3/4 cup (3 1/8 ounces) King Arthur Unbleached All-Purpose Flour
1/4 cup (3/4 ounce) cocoa
1 1/2 cups (10 1/2 ounces) sugar
12 large egg whites, or 1 3/4 cups (14 ounces) cool water and 3/4 cup plus 2 tablespoons (5 1/4 ounces) meringue powder
1/2 teaspoon salt
1 teaspoon vanilla
1 teaspoon almond extract
1 1/2 teaspoons cream of tartar
Preheat your oven to 325°F.
In a medium-sized bowl, whisk together the flour, cocoa and half the sugar (3/4 cup); set aside.
Place the egg whites (or meringue powder and water) in a large mixing bowl. Beat at medium speed until the whites are frothy.
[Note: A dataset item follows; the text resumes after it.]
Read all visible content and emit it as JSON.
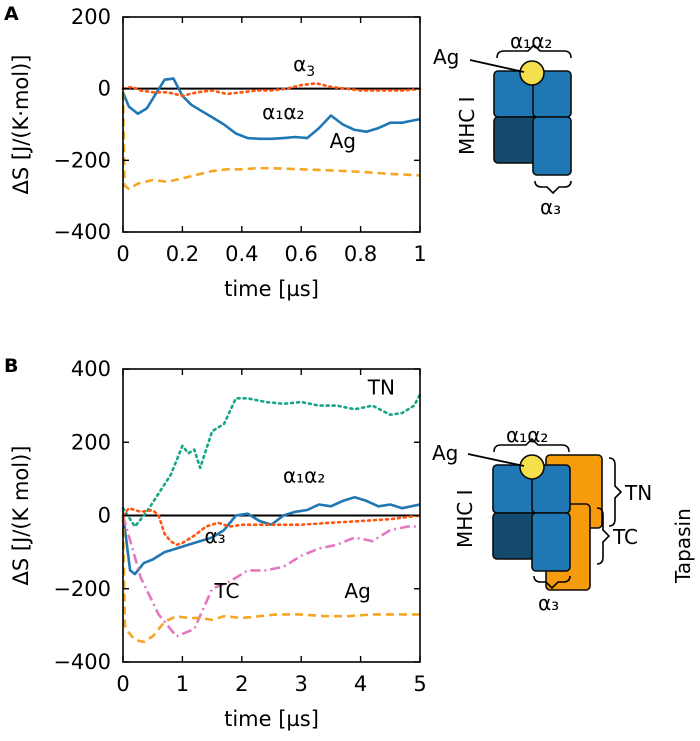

Add the salt, vanilla and almond extracts, and the cream of tartar. (If using meringue powder, the cream of tartar isn't necessary). Continue beating until the whites form stiff, glossy peaks.
Add the remaining sugar, 1/4 cup at a time. Fold in the dry ingredients, also 1/4 cup at a time. A wire whisk is a useful tool to do this without deflating the egg whites.
Scoop the batter into an ungreased tube pan. Bake for 40 to 45 minutes. Remove the cake from the oven. If your tube pan has legs on it, invert the cake onto those and cool for an hour and a half. If your pan doesn't have legs, invert it over a bottle to cool.
Once the cake is thoroughly cool, loosen the edges with a knife, including around the tube. Turn the cake back over and shake it gently onto your serving plate.
To serve the cake, take two forks and pry pieces apart. The slices will be rough, like the surface of an English muffin. Angel food cake tastes wonderful all by itself, or you can use that rough surface to catch whatever sauce you might want to drizzle over it.